Czwarta fala w Łódzkiem: Chorych i zgonów przybywa. Ratunkiem będzie trzecia dawka?
W szpitalu w Łowiczu z 52 internistycznych łóżek po utworzeniu oddziału covidowego zostało tylko 29. Pacjentów w tym tygodniu było 35-36. Część z nich udało się umieścić na korytarzu. Ale lekarze musieli już podejmować trudne decyzje: kogo przyjąć, a kogo nie.

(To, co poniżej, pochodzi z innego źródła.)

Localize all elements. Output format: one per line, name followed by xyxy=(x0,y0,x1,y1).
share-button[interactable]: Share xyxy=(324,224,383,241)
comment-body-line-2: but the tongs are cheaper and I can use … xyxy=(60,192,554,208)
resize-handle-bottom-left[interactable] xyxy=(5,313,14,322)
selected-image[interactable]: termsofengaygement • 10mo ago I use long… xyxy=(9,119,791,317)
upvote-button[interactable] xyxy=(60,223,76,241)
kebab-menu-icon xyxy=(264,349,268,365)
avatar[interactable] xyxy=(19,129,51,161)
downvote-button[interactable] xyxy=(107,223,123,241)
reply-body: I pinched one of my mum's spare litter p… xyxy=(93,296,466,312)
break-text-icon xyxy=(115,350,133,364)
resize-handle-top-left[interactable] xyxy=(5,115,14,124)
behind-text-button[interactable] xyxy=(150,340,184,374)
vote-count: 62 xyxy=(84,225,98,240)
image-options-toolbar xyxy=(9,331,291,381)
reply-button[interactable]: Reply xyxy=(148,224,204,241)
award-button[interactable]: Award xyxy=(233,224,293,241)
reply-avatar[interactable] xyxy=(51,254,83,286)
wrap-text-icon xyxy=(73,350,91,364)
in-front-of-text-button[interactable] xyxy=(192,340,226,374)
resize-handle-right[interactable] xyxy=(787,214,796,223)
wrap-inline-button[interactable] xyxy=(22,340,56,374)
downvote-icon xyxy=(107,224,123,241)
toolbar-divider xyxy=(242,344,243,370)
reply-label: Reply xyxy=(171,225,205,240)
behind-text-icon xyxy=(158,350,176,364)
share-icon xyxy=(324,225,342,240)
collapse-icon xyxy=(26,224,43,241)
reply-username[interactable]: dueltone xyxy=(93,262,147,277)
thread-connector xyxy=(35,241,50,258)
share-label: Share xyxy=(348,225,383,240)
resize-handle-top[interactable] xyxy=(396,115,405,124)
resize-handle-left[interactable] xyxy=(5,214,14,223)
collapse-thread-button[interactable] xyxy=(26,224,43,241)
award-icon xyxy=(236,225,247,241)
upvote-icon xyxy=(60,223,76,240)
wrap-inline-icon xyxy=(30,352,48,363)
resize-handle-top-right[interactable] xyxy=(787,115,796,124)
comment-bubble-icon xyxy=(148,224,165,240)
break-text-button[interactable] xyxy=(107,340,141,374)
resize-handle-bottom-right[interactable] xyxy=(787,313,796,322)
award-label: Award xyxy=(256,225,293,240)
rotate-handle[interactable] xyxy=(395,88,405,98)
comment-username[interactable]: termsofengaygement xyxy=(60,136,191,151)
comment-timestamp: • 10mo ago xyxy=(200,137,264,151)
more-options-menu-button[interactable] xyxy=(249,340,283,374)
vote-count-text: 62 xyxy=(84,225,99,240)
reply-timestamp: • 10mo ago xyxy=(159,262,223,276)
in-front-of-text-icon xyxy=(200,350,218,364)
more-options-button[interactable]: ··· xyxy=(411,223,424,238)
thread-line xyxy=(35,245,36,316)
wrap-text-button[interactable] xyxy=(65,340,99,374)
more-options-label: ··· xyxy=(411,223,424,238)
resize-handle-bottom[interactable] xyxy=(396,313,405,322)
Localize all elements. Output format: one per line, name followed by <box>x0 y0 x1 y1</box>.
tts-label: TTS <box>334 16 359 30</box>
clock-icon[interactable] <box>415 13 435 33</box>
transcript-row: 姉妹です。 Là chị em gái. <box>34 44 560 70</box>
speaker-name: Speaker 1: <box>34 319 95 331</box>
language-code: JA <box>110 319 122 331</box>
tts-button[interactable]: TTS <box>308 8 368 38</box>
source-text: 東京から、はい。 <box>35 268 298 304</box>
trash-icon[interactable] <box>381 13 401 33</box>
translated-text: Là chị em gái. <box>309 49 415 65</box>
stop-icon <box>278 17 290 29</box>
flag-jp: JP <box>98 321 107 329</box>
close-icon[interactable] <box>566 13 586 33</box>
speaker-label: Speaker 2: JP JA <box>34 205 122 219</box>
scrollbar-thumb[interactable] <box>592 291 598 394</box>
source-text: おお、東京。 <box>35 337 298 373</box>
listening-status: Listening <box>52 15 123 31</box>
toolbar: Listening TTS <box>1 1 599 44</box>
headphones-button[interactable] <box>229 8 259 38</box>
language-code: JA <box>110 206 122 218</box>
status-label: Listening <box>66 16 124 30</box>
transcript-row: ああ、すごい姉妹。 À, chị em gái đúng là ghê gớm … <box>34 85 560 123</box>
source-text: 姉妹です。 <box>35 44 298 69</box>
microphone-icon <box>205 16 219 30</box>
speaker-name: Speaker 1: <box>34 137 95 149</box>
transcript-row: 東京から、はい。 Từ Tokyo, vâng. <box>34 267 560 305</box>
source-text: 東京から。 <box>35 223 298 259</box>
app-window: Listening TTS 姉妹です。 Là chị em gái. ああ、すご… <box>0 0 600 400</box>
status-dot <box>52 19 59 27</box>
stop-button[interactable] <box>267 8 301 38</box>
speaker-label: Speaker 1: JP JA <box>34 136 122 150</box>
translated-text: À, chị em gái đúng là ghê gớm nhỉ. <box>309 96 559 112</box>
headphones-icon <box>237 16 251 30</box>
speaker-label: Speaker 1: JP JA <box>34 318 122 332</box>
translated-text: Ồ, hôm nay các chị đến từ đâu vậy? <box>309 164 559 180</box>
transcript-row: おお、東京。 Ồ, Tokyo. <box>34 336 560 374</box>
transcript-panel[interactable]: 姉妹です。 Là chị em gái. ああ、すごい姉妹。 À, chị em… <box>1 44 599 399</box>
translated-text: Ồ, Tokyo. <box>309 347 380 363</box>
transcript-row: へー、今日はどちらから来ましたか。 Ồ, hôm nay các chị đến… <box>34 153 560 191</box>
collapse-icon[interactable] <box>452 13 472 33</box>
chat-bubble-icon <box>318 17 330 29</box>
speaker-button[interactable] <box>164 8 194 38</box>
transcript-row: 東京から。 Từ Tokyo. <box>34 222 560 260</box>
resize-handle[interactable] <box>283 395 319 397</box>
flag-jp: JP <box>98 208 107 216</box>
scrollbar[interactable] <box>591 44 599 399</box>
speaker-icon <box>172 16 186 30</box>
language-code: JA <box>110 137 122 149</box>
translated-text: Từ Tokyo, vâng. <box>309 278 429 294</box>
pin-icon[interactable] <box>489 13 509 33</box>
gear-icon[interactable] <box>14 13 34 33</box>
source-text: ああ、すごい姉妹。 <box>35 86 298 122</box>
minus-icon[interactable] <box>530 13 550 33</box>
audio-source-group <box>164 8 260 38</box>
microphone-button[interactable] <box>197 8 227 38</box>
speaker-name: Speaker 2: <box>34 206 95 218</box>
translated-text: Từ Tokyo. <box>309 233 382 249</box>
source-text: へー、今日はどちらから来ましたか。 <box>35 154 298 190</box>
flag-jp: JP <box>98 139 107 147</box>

-Sytuacja jest bardzo trudna – przyznaje Urszula Kapusta-Tymoszuk, dyrektor łowickiego szpitala. Sytuację utrudnia fakt, że szpitale w sąsiednich miastach: Kutnie, Skierniewicach i w Głownie mają coraz więcej pacjentów zakażonych.
W Tomaszowskim Centrum Zdrowia oddział chorób zakaźnych rozrósł się kosztem innych odziałów z 25 łóżek do 130. Spowodowało to ograniczenia w przyjmowaniu pacjentów na oddziały wewnętrzny, neurologiczny i laryngologiczny. Niektórych pacjentów przekierowano m.in. do Łodzi, Opoczna, a nawet do Końskich w woj. świętokrzyskim.
CZYTAJ DALEJ>>
.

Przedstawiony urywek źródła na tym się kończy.